🤖 AI Summary
Low accuracy and scarcity of large-scale, high-quality annotated data hinder handwritten mathematical expression (HME) recognition. To address this, we introduce MathWriting—the largest publicly available online handwritten mathematical formula dataset to date—comprising 230k real touchscreen samples and 400k synthetically generated ones, each paired with high-fidelity stroke images and syntactically normalized LaTeX ground truth. We propose the first LaTeX-structured annotation schema and a standardized preprocessing pipeline, significantly enhancing model robustness. MathWriting supports unified benchmarking across diverse paradigms, including OCR-based, CTC-Transformer, and vision-language models (e.g., PaLI). We provide systematic baseline evaluations of multiple state-of-the-art models on this dataset. The dataset, training code, and interactive Colab notebooks are fully open-sourced, establishing critical infrastructure for advancing HME research and scientific note digitization.
📝 Abstract
Recognition of handwritten mathematical expressions allows to transfer scientific notes into their digital form.

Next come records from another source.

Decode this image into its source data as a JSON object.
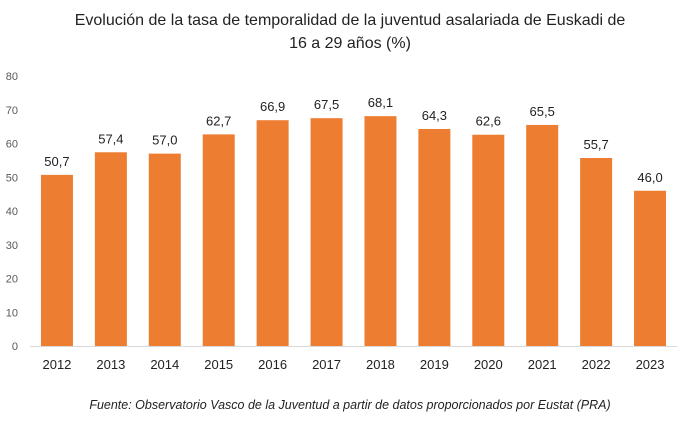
{
  "chart_data": {
    "type": "bar",
    "title_line1": "Evolución de la tasa de temporalidad de la juventud asalariada de Euskadi de",
    "title_line2": "16 a 29 años (%)",
    "categories": [
      "2012",
      "2013",
      "2014",
      "2015",
      "2016",
      "2017",
      "2018",
      "2019",
      "2020",
      "2021",
      "2022",
      "2023"
    ],
    "values": [
      50.7,
      57.4,
      57.0,
      62.7,
      66.9,
      67.5,
      68.1,
      64.3,
      62.6,
      65.5,
      55.7,
      46.0
    ],
    "data_labels": [
      "50,7",
      "57,4",
      "57,0",
      "62,7",
      "66,9",
      "67,5",
      "68,1",
      "64,3",
      "62,6",
      "65,5",
      "55,7",
      "46,0"
    ],
    "yticks": [
      "0",
      "10",
      "20",
      "30",
      "40",
      "50",
      "60",
      "70",
      "80"
    ],
    "ylim": [
      0,
      80
    ],
    "grid": false,
    "bar_color": "#ED7D31",
    "xlabel": "",
    "ylabel": ""
  },
  "source": "Fuente: Observatorio Vasco de la Juventud a partir de datos proporcionados por Eustat  (PRA)"
}
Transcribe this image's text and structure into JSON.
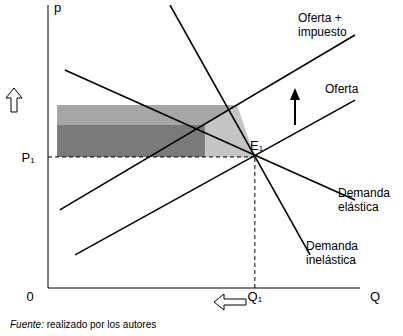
{
  "chart_data": {
    "type": "line",
    "x_label": "Q",
    "y_label": "p",
    "xlim": [
      0,
      10
    ],
    "ylim": [
      0,
      10
    ],
    "xticks": [
      0,
      {
        "value": 6.63,
        "label": "Q₁"
      }
    ],
    "yticks": [
      {
        "value": 4.63,
        "label": "P₁"
      }
    ],
    "tick_labels": true,
    "grid": false,
    "series": [
      {
        "name": "Oferta + impuesto",
        "color": "#000000",
        "x": [
          0.38,
          9.84
        ],
        "values": [
          2.76,
          8.94
        ]
      },
      {
        "name": "Oferta",
        "color": "#000000",
        "x": [
          0.87,
          9.84
        ],
        "values": [
          1.17,
          6.64
        ]
      },
      {
        "name": "Demanda elástica",
        "color": "#000000",
        "x": [
          0.54,
          9.84
        ],
        "values": [
          7.7,
          3.11
        ]
      },
      {
        "name": "Demanda inelástica",
        "color": "#000000",
        "x": [
          3.91,
          8.4
        ],
        "values": [
          10,
          1.17
        ]
      }
    ],
    "equilibrium": {
      "x": 6.63,
      "y": 4.63,
      "label": "E₁",
      "line_style": "dashed"
    },
    "shaded_bands": [
      {
        "x": [
          0.29,
          6.06
        ],
        "y": [
          5.76,
          6.47
        ],
        "color": "#a6a6a6"
      },
      {
        "x": [
          0.29,
          5.03
        ],
        "y": [
          4.63,
          5.76
        ],
        "color": "#7a7a7a"
      }
    ],
    "shaded_region": {
      "x": [
        5.03,
        6.06,
        6.63
      ],
      "low": [
        4.63,
        4.63,
        4.63
      ],
      "high": [
        5.76,
        6.47,
        4.63
      ],
      "color": "#c4c4c4"
    },
    "source_label": "Fuente:",
    "source_text": "realizado por los autores"
  }
}
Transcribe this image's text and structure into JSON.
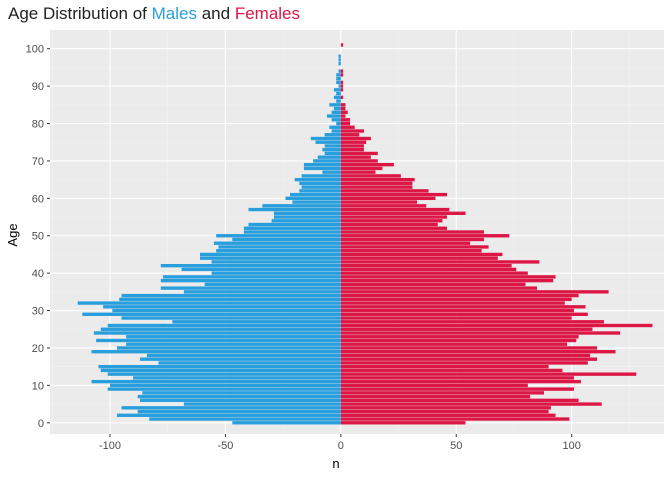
{
  "title": {
    "prefix": "Age Distribution of ",
    "males": "Males",
    "middle": " and ",
    "females": "Females"
  },
  "colors": {
    "male": "#299EDD",
    "female": "#DC1645",
    "panel": "#EBEBEB",
    "grid_major": "#FFFFFF",
    "grid_minor": "#F2F2F2"
  },
  "chart_data": {
    "type": "bar",
    "orientation": "horizontal",
    "title": "Age Distribution of Males and Females",
    "xlabel": "n",
    "ylabel": "Age",
    "xlim": [
      -126,
      140
    ],
    "ylim": [
      -3,
      105
    ],
    "x_ticks": [
      -100,
      -50,
      0,
      50,
      100
    ],
    "x_tick_labels": [
      "-100",
      "-50",
      "0",
      "50",
      "100"
    ],
    "y_ticks": [
      0,
      10,
      20,
      30,
      40,
      50,
      60,
      70,
      80,
      90,
      100
    ],
    "y_tick_labels": [
      "0",
      "10",
      "20",
      "30",
      "40",
      "50",
      "60",
      "70",
      "80",
      "90",
      "100"
    ],
    "grid": true,
    "legend": "none (series named in title colors)",
    "categories": [
      0,
      1,
      2,
      3,
      4,
      5,
      6,
      7,
      8,
      9,
      10,
      11,
      12,
      13,
      14,
      15,
      16,
      17,
      18,
      19,
      20,
      21,
      22,
      23,
      24,
      25,
      26,
      27,
      28,
      29,
      30,
      31,
      32,
      33,
      34,
      35,
      36,
      37,
      38,
      39,
      40,
      41,
      42,
      43,
      44,
      45,
      46,
      47,
      48,
      49,
      50,
      51,
      52,
      53,
      54,
      55,
      56,
      57,
      58,
      59,
      60,
      61,
      62,
      63,
      64,
      65,
      66,
      67,
      68,
      69,
      70,
      71,
      72,
      73,
      74,
      75,
      76,
      77,
      78,
      79,
      80,
      81,
      82,
      83,
      84,
      85,
      86,
      87,
      88,
      89,
      90,
      91,
      92,
      93,
      94,
      95,
      96,
      97,
      98,
      99,
      100,
      101,
      102,
      103,
      104,
      105
    ],
    "series": [
      {
        "name": "Males",
        "values": [
          -47,
          -83,
          -97,
          -88,
          -95,
          -68,
          -87,
          -88,
          -86,
          -101,
          -100,
          -108,
          -90,
          -101,
          -104,
          -105,
          -79,
          -87,
          -84,
          -108,
          -97,
          -93,
          -106,
          -93,
          -107,
          -104,
          -101,
          -73,
          -95,
          -112,
          -99,
          -103,
          -114,
          -96,
          -95,
          -68,
          -78,
          -59,
          -78,
          -77,
          -56,
          -69,
          -78,
          -56,
          -61,
          -61,
          -54,
          -53,
          -55,
          -47,
          -54,
          -42,
          -42,
          -40,
          -30,
          -29,
          -29,
          -40,
          -34,
          -21,
          -24,
          -22,
          -18,
          -17,
          -18,
          -20,
          -17,
          -8,
          -16,
          -16,
          -12,
          -10,
          -7,
          -8,
          -7,
          -11,
          -13,
          -7,
          -4,
          -5,
          -2,
          -4,
          -6,
          -4,
          -3,
          -5,
          -2,
          -3,
          -2,
          -3,
          -1,
          -2,
          -2,
          -2,
          -1,
          0,
          -1,
          -1,
          -1,
          0,
          0,
          0,
          0,
          0,
          0,
          0
        ]
      },
      {
        "name": "Females",
        "values": [
          54,
          99,
          93,
          90,
          91,
          113,
          103,
          82,
          88,
          101,
          81,
          104,
          101,
          128,
          96,
          90,
          107,
          111,
          108,
          119,
          111,
          98,
          102,
          103,
          121,
          109,
          135,
          114,
          100,
          107,
          101,
          106,
          97,
          100,
          103,
          116,
          85,
          80,
          92,
          93,
          81,
          76,
          74,
          86,
          68,
          70,
          61,
          64,
          56,
          62,
          73,
          62,
          46,
          42,
          44,
          46,
          54,
          47,
          37,
          33,
          41,
          46,
          38,
          31,
          31,
          32,
          26,
          15,
          18,
          23,
          16,
          13,
          16,
          10,
          10,
          11,
          13,
          8,
          10,
          6,
          4,
          4,
          2,
          3,
          2,
          2,
          0,
          1,
          0,
          1,
          1,
          1,
          0,
          1,
          1,
          0,
          0,
          0,
          0,
          0,
          0,
          1,
          0,
          0,
          0,
          0
        ]
      }
    ]
  }
}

It facilitates the sharing, searching, and preservation of scientific information. We introduce MathWriting, the largest online handwritten mathematical expression dataset to date. It consists of 230k human-written samples and an additional 400k synthetic ones}. This dataset can also be used in its rendered form for offline HME recognition. One MathWriting sample consists of a formula written on a touch screen and a corresponding LaTeX expression. We also provide a normalized version of LaTeX expression to simplify the recognition task and enhance the result quality. We provide baseline performance of standard models like OCR and CTC Transformer as well as Vision-Language Models like PaLI on the dataset. The dataset together with an example colab is accessible on Github.